Battery Power for Audio System

As some of you know who've read my prior posts, I have a solar powered home - no "street mains" power. I have been using a 12vdc battery bank to power my David Berning MicroZotl, which has a 12vdc power input. Very clean result. However, my Sony DVP-S9000ES SACD/CD/DVD player cannot use 12vdc power input, so I have been using my Trace power inverter to power that. It has been causing a low level "buzz" in my system. I have now found a new "perfect sine wave" inverter made by Studer-Revox that I have just ordered to see if this fixes the problem. It has toroidal transformers, MosFet outputs, and digital control circuit. It's made for powering portable audio/video recording equipment. Seems like a good bet. I will report on the performance of this product next week, after I take delivery of this unit. This could well be the answer to the mains problems that many are experiencing. I know that several high end mfrs. have known about the superiority of a battery powered system for years. Some have even produced some. The Berning I have works better, more efficiently and quieter on battery than on mains supply. If you have a normal mains supply, you can use a charger to keep the batteries full, and just unplug it when you listen, to keep the line noise out of your system. If I have the success I expect, I will give full details on what to do. The expense is no more than that of many of the power conditioners already on the market. Any comments or questions?

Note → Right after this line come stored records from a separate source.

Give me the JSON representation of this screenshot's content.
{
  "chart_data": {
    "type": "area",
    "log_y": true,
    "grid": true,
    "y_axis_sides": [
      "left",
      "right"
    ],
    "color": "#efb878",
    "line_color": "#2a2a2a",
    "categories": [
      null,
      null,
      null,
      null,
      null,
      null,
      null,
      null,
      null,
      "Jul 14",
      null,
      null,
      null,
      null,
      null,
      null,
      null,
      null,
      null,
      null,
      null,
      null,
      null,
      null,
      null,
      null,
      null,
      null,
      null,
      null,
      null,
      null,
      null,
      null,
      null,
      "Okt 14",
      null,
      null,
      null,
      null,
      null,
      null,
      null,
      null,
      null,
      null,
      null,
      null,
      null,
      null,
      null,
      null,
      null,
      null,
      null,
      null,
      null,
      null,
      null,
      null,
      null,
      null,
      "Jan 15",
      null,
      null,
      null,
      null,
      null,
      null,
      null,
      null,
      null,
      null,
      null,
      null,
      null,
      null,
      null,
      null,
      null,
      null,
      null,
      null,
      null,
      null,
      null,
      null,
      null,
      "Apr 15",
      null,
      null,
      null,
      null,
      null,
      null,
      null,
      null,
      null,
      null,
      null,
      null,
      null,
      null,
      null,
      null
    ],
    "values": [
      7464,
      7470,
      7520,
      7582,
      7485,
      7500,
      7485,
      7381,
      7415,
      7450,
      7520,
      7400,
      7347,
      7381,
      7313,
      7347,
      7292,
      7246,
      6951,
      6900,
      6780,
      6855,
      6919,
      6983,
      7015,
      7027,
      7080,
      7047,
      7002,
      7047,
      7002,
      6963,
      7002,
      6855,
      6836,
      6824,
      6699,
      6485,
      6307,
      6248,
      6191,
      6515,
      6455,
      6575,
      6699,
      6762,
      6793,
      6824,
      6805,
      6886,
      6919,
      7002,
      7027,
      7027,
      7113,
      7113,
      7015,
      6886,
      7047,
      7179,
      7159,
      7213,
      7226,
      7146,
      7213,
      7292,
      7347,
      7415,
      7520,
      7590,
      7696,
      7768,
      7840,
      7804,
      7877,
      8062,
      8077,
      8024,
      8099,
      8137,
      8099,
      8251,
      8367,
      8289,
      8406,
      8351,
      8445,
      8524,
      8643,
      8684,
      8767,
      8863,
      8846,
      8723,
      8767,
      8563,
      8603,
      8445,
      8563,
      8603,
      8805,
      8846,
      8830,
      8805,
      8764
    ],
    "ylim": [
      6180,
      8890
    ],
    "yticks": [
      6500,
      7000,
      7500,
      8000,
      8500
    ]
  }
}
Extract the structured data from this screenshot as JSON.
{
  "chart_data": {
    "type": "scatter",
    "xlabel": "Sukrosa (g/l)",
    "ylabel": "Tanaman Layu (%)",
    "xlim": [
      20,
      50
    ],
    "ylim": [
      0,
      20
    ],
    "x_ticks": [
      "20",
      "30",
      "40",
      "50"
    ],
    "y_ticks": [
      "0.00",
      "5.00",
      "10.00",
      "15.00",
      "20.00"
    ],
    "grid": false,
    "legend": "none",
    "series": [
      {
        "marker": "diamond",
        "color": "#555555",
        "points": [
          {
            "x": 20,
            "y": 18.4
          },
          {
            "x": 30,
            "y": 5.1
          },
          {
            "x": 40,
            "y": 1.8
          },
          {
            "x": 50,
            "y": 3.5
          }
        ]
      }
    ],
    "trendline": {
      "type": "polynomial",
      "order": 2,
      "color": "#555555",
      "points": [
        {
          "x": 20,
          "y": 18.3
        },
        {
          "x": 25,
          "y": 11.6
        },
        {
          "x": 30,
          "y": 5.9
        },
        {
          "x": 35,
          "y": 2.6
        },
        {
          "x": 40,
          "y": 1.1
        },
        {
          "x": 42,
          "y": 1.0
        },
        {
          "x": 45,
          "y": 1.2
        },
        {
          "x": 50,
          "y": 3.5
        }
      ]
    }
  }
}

VERY interesting, Twl! I for one will look forward to your impressions with the new device.
On subject, I have toyed with the idea of using a very large battery supply unit, a model that's used in subs (the marine -- not audio -- version). I had been told (unverified) that such units can be had factory direct at around $1k... Cheers!
Greg, I'm not familiar with that type of battery that you mentioned, but I'd like to know about it. I am using a bank of 6 volt Trojan T-105 golf cart batteries in a series/parallel circuit that gives a 12 volt output. These are excellent batteries for this application. They are designed for deep cycling and frequent recharging, and they have a long life expectancy with <50% frequent discharge. They are about the same size as car batteries, but with a much heavier plate structure. They are 220 amp/hrs each. I design solar systems and know firsthand that they work very well over the long term in many customer's home systems that I have designed. One good thing about them is the size is manageable to transport by hand, and you can get the capacity you want by setting up a bank of them.
T, they're 110/230 V, 120 - 240 Amp rating, generator/ mains rechargeable. They have a limited life (¬ 12 months use) before a relatively cheap service is needed. They can output hi voltage (230V) and lower DC -- but only last about 12 hrs before recharge is necessary. They are extremely uncommodating and ugly. Purportedly, I would need three of these to keep my system from going hungry!

Solar power is fascinating; I met a crazy chap (ex Siemens) who's working on prismatic panels, accelerators, & accumulators to increase efficiency. He claims that he can improve the power generation from the usual 7% to around 35%... If you wish I could try and establish some link and you could exchange notes...
I'm mind-boggled with what you have achieved: living off solar power! Cheers!
Greg, the typical solar panel now provides about 13%-15% efficiency levels. The prisms, reflectors and such have all been tested for years now. The problem is the solar cell encapsulation materials can't handle the added heat of the additional reflected and focused light for long. It then yellows and loses efficiency. If you've ever used a solar reflector oven(I have), you'd know how hot the focused sunlight can get. My simple 2'x2' flat reflector oven reaches 400 degrees in 15 minutes. A large one would get to 600 or 700 degrees in just as short at time. So, it sounds good, but doesn't work in practice, yet. But, prices are coming down and the technology is tested and reliable. It is viable for small applications like this audio project and ham transmitters, as well as houses and cabins and RV's.
Interesting, T, thanks! The only solar power benefit I'm getting at the moment is hot water!